Throw in some other unsavory elements – like a pair of extremely bad teen-focused storylines, similar to just about every aforementioned series, and a whole lot of cringey dialogue trying to reach the saccharine emotional crescendos that made This Is Us such a big hit – and it’s no surprise why none of the show’s first episodes feel like they come together (the show’s seventh, which focuses on the big reveals of what happened the day of the big series-defining apocalyptic event, offers a glimpse of something more engaging and rewarding). But none of these parts really fit together, at least not in the current form of their delivery; Paradise relies too heavily on its incredibly noisy, disruptive score (where nearly EVERY SINGLE EPISODE ends with a whiny, moody remake of late 20th century pop songs, like it’s a fucking video game trailer) and an assumed sense of self importance that’s never earned through its stories, characters, or its numerous attempts at dramatic “twists” (including one in the fourth episode that is incredibly groan-worthy).

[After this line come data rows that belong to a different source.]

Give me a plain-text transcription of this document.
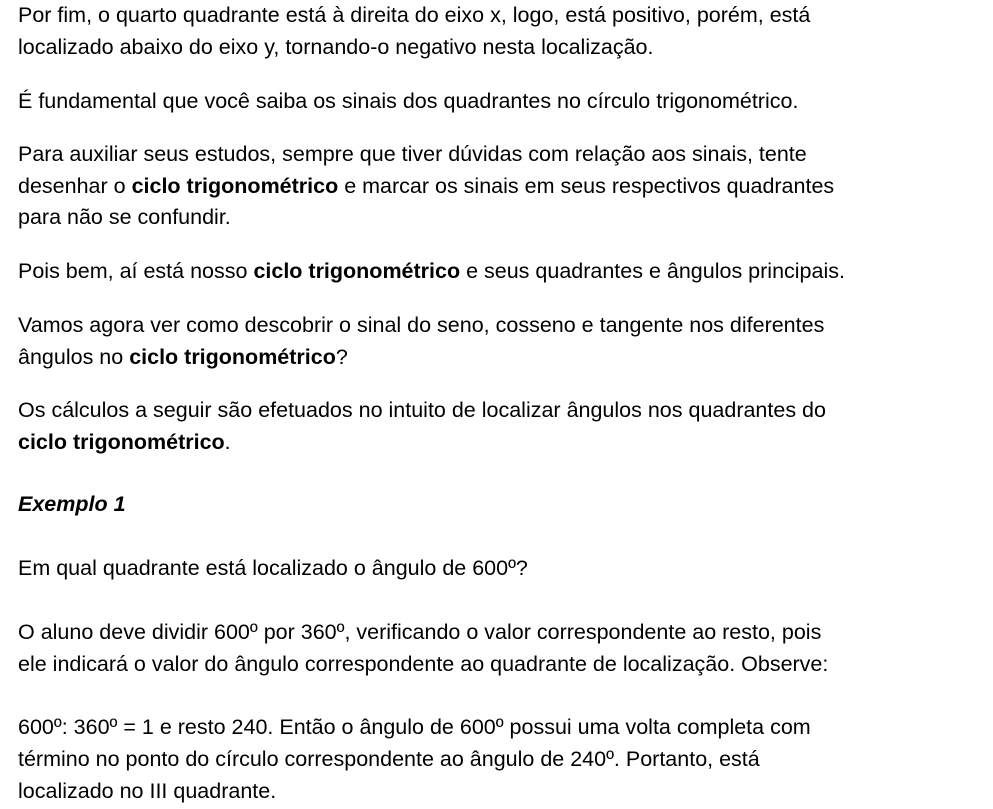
Por fim, o quarto quadrante está à direita do eixo x, logo, está positivo, porém, está
localizado abaixo do eixo y, tornando-o negativo nesta localização.
É fundamental que você saiba os sinais dos quadrantes no círculo trigonométrico.
Para auxiliar seus estudos, sempre que tiver dúvidas com relação aos sinais, tente
desenhar o ciclo trigonométrico e marcar os sinais em seus respectivos quadrantes
para não se confundir.
Pois bem, aí está nosso ciclo trigonométrico e seus quadrantes e ângulos principais.
Vamos agora ver como descobrir o sinal do seno, cosseno e tangente nos diferentes
ângulos no ciclo trigonométrico?
Os cálculos a seguir são efetuados no intuito de localizar ângulos nos quadrantes do
ciclo trigonométrico.
Exemplo 1
Em qual quadrante está localizado o ângulo de 600º?
O aluno deve dividir 600º por 360º, verificando o valor correspondente ao resto, pois
ele indicará o valor do ângulo correspondente ao quadrante de localização. Observe:
600º: 360º = 1 e resto 240. Então o ângulo de 600º possui uma volta completa com
término no ponto do círculo correspondente ao ângulo de 240º. Portanto, está
localizado no III quadrante.
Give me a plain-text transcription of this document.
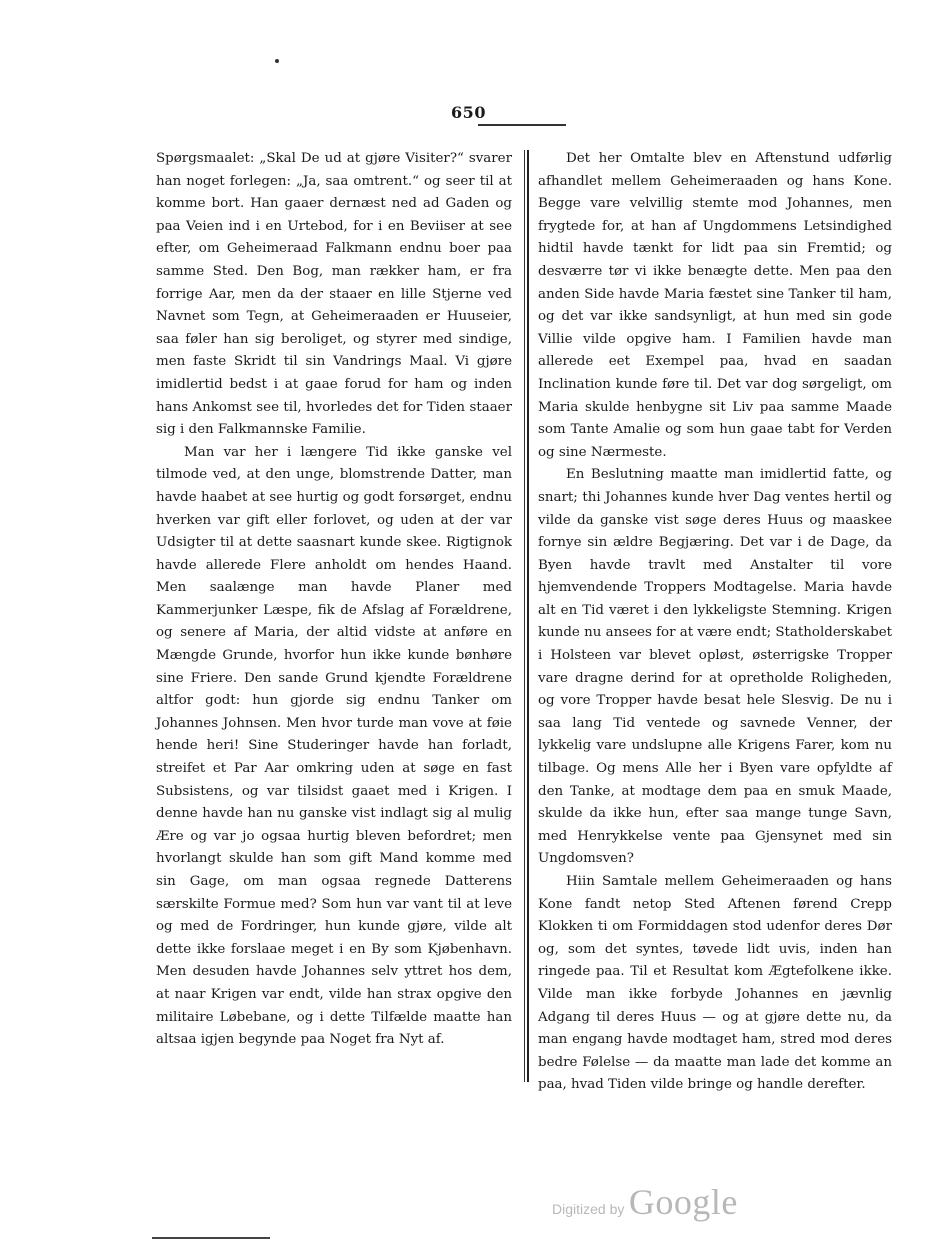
650

Spørgsmaalet: „Skal De ud at gjøre Visiter?“ svarer han noget forlegen: „Ja, saa omtrent.“ og seer til at komme bort. Han gaaer dernæst ned ad Gaden og paa Veien ind i en Urtebod, for i en Beviiser at see efter, om Geheimeraad Falkmann endnu boer paa samme Sted. Den Bog, man rækker ham, er fra forrige Aar, men da der staaer en lille Stjerne ved Navnet som Tegn, at Geheimeraaden er Huuseier, saa føler han sig beroliget, og styrer med sindige, men faste Skridt til sin Vandrings Maal. Vi gjøre imidlertid bedst i at gaae forud for ham og inden hans Ankomst see til, hvorledes det for Tiden staaer sig i den Falkmannske Familie.

Man var her i længere Tid ikke ganske vel tilmode ved, at den unge, blomstrende Datter, man havde haabet at see hurtig og godt forsørget, endnu hverken var gift eller forlovet, og uden at der var Udsigter til at dette saasnart kunde skee. Rigtignok havde allerede Flere anholdt om hendes Haand. Men saalænge man havde Planer med Kammerjunker Læspe, fik de Afslag af Forældrene, og senere af Maria, der altid vidste at anføre en Mængde Grunde, hvorfor hun ikke kunde bønhøre sine Friere. Den sande Grund kjendte Forældrene altfor godt: hun gjorde sig endnu Tanker om Johannes Johnsen. Men hvor turde man vove at føie hende heri! Sine Studeringer havde han forladt, streifet et Par Aar omkring uden at søge en fast Subsistens, og var tilsidst gaaet med i Krigen. I denne havde han nu ganske vist indlagt sig al mulig Ære og var jo ogsaa hurtig bleven befordret; men hvorlangt skulde han som gift Mand komme med sin Gage, om man ogsaa regnede Datterens særskilte Formue med? Som hun var vant til at leve og med de Fordringer, hun kunde gjøre, vilde alt dette ikke forslaae meget i en By som Kjøbenhavn. Men desuden havde Johannes selv yttret hos dem, at naar Krigen var endt, vilde han strax opgive den militaire Løbebane, og i dette Tilfælde maatte han altsaa igjen begynde paa Noget fra Nyt af.

Det her Omtalte blev en Aftenstund udførlig afhandlet mellem Geheimeraaden og hans Kone. Begge vare velvillig stemte mod Johannes, men frygtede for, at han af Ungdommens Letsindighed hidtil havde tænkt for lidt paa sin Fremtid; og desværre tør vi ikke benægte dette. Men paa den anden Side havde Maria fæstet sine Tanker til ham, og det var ikke sandsynligt, at hun med sin gode Villie vilde opgive ham. I Familien havde man allerede eet Exempel paa, hvad en saadan Inclination kunde føre til. Det var dog sørgeligt, om Maria skulde henbygne sit Liv paa samme Maade som Tante Amalie og som hun gaae tabt for Verden og sine Nærmeste.

En Beslutning maatte man imidlertid fatte, og snart; thi Johannes kunde hver Dag ventes hertil og vilde da ganske vist søge deres Huus og maaskee fornye sin ældre Begjæring. Det var i de Dage, da Byen havde travlt med Anstalter til vore hjemvendende Troppers Modtagelse. Maria havde alt en Tid været i den lykkeligste Stemning. Krigen kunde nu ansees for at være endt; Statholderskabet i Holsteen var blevet opløst, østerrigske Tropper vare dragne derind for at opretholde Roligheden, og vore Tropper havde besat hele Slesvig. De nu i saa lang Tid ventede og savnede Venner, der lykkelig vare undslupne alle Krigens Farer, kom nu tilbage. Og mens Alle her i Byen vare opfyldte af den Tanke, at modtage dem paa en smuk Maade, skulde da ikke hun, efter saa mange tunge Savn, med Henrykkelse vente paa Gjensynet med sin Ungdomsven?

Hiin Samtale mellem Geheimeraaden og hans Kone fandt netop Sted Aftenen førend Crepp Klokken ti om Formiddagen stod udenfor deres Dør og, som det syntes, tøvede lidt uvis, inden han ringede paa. Til et Resultat kom Ægtefolkene ikke. Vilde man ikke forbyde Johannes en jævnlig Adgang til deres Huus — og at gjøre dette nu, da man engang havde modtaget ham, stred mod deres bedre Følelse — da maatte man lade det komme an paa, hvad Tiden vilde bringe og handle derefter.

Digitized by Google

(Did I mention there’s a therapist in the main ensemble, which means we are subjected to numerous Therapy Scenes throughout the season? There is!)

What makes it so frustrating, and disappointing, is the part of the formula that works; in each of the show’s episodes, there is a two or three minute scene contending with much larger, more ambitious ideas filtered through one of the show’s main players (in this strange way, this series reminds me a bit of Devs in that way). In these moments, Paradise contends with everything from our perception of memory, to Oppenheimer-esque considerations of humanity and its poignant horrors… in these moments, Paradise offers glimpses of a series it can never become, because it is buried underneath scene after scene of exposition, narrative subterfuge, and whatever bread crumb of information our protagonists chase for 50+ minutes, before the episode ends by teasing something else completely out of context.
Paradise is a maddening series; with such strong lead performances and one really strong early episode (the show’s second, “Sinatra”)it seemed an easy proposition for the series to be, at the very least, one of the most entertaining empty-brain series of the still-young 2025 TV season. Instead, Paradise is unfortunately sterile, even in this regard: its only attempts to diversify from superficial plot mechanics and extremely mediocre character moments are odd attempts at humor or grasps at self-importance, none of which make for an exciting, propulsive – or most importantly, a consistently satisfying series (this could change with the finale, of course, but I’m not holding my breath).